A Conversation with Professor Justin Hughes, Fulbright Distinguished Scholar Award

Professor Justin Hughes
LLS Professor Justin Hughes

Fulbright Scholar awards are more than just a prestigious notch in the cap – they take you to another part of the world for research and sometimes teaching, too:  When did you first start thinking a Fulbright made sense for you and your work?

A couple years ago, I was flattered to be asked by the people at Hanken School of Economics if I would be interested in doing this. 2024 seemed like the right time to take this wonderful opportunity.

Fulbright Scholar awards are awarded to a small number of US faculty for specific proposed projects in identified host countries, aiming to allow talented scholars to “inspire, innovate, and contribute to finding solutions to challenges facing our communities and our world”:  What makes your Fulbright award hosting country the right fit for your project?

When it comes to EU and global information law, Finland punches above its weight.  I already knew several policy people and lots of academics across the Nordic countries. Globally, most developments in intellectual property come from the UK, France, the United States – and now the European Union.  But it’s quite interesting to study what happened in smaller jurisdictions as they adopted IP laws and adapted those laws for local circumstances. Plus I like Helsinki and the Baltic region – except, well, the weather is often awful, especially for a Californian. 

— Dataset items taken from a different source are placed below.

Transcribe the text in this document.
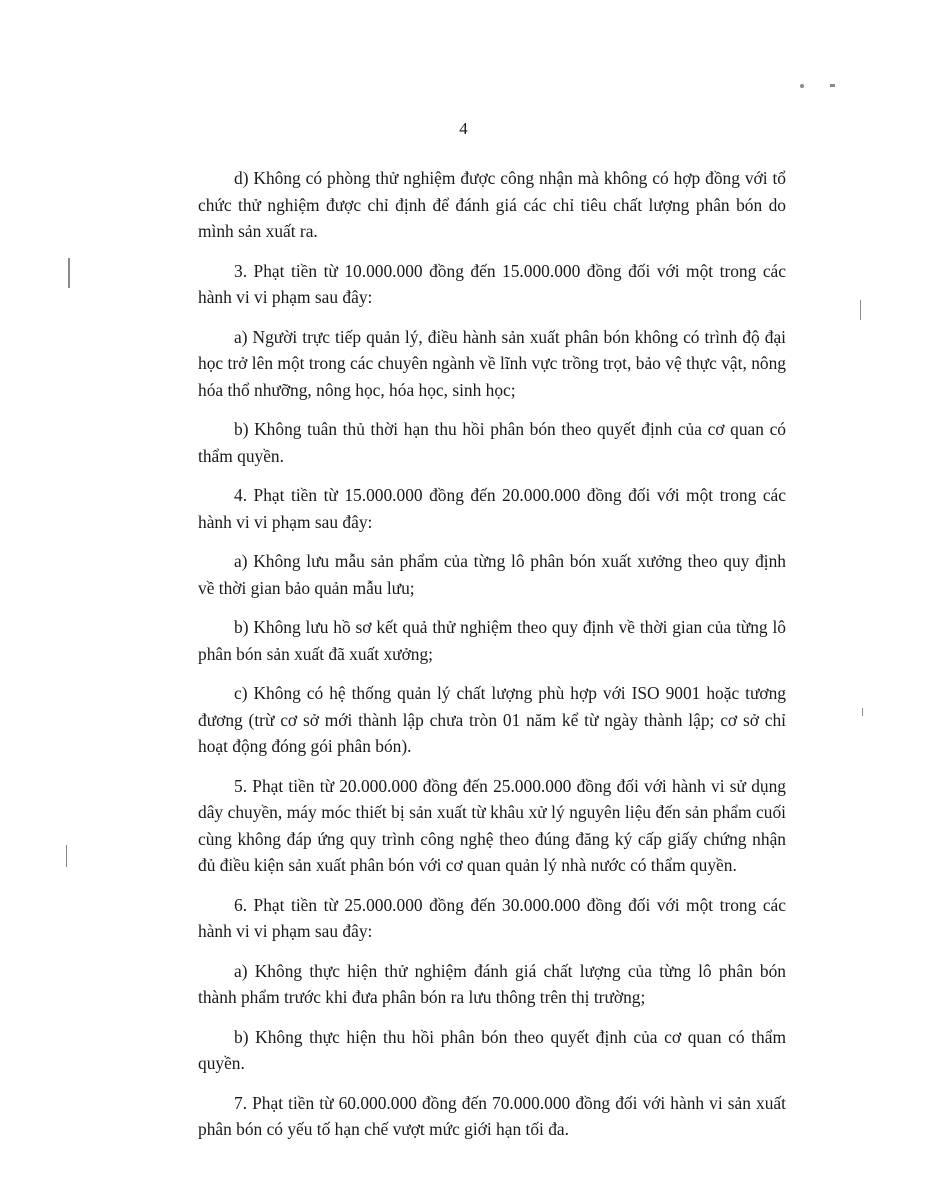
4

d) Không có phòng thử nghiệm được công nhận mà không có hợp đồng với tổ chức thử nghiệm được chỉ định để đánh giá các chỉ tiêu chất lượng phân bón do mình sản xuất ra.

3. Phạt tiền từ 10.000.000 đồng đến 15.000.000 đồng đối với một trong các hành vi vi phạm sau đây:

a) Người trực tiếp quản lý, điều hành sản xuất phân bón không có trình độ đại học trở lên một trong các chuyên ngành về lĩnh vực trồng trọt, bảo vệ thực vật, nông hóa thổ nhưỡng, nông học, hóa học, sinh học;

b) Không tuân thủ thời hạn thu hồi phân bón theo quyết định của cơ quan có thẩm quyền.

4. Phạt tiền từ 15.000.000 đồng đến 20.000.000 đồng đối với một trong các hành vi vi phạm sau đây:

a) Không lưu mẫu sản phẩm của từng lô phân bón xuất xưởng theo quy định về thời gian bảo quản mẫu lưu;

b) Không lưu hồ sơ kết quả thử nghiệm theo quy định về thời gian của từng lô phân bón sản xuất đã xuất xưởng;

c) Không có hệ thống quản lý chất lượng phù hợp với ISO 9001 hoặc tương đương (trừ cơ sở mới thành lập chưa tròn 01 năm kể từ ngày thành lập; cơ sở chỉ hoạt động đóng gói phân bón).

5. Phạt tiền từ 20.000.000 đồng đến 25.000.000 đồng đối với hành vi sử dụng dây chuyền, máy móc thiết bị sản xuất từ khâu xử lý nguyên liệu đến sản phẩm cuối cùng không đáp ứng quy trình công nghệ theo đúng đăng ký cấp giấy chứng nhận đủ điều kiện sản xuất phân bón với cơ quan quản lý nhà nước có thẩm quyền.

6. Phạt tiền từ 25.000.000 đồng đến 30.000.000 đồng đối với một trong các hành vi vi phạm sau đây:

a) Không thực hiện thử nghiệm đánh giá chất lượng của từng lô phân bón thành phẩm trước khi đưa phân bón ra lưu thông trên thị trường;

b) Không thực hiện thu hồi phân bón theo quyết định của cơ quan có thẩm quyền.

7. Phạt tiền từ 60.000.000 đồng đến 70.000.000 đồng đối với hành vi sản xuất phân bón có yếu tố hạn chế vượt mức giới hạn tối đa.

In addition to supporting innovative research, Fulbright Scholar awards are designed for cross-cultural advancement, benefiting the host institution and the home institution. What do you expect your experience as a Fulbright Scholar will allow you to bring back to LLS?

That’s hard to say. Few JD students are internationally oriented – they are busy enough dealing with the American legal system.  I get that and don’t expect to come back and get students interested in Nordic law.  But for me, I think understanding how different jurisdictions solve similar problems makes me a better law teacher generally.  Plus I’ve always had a lot of foreign students – mainly LLMs – in my classes. That’s definitely because of the classes I teach, but I’d also like to think it’s because I convey that I understand there is a bigger world out there where different people do things differently – and have different takes on America. As St. Augustine said, “The world is a book and those who do not travel read only one page.”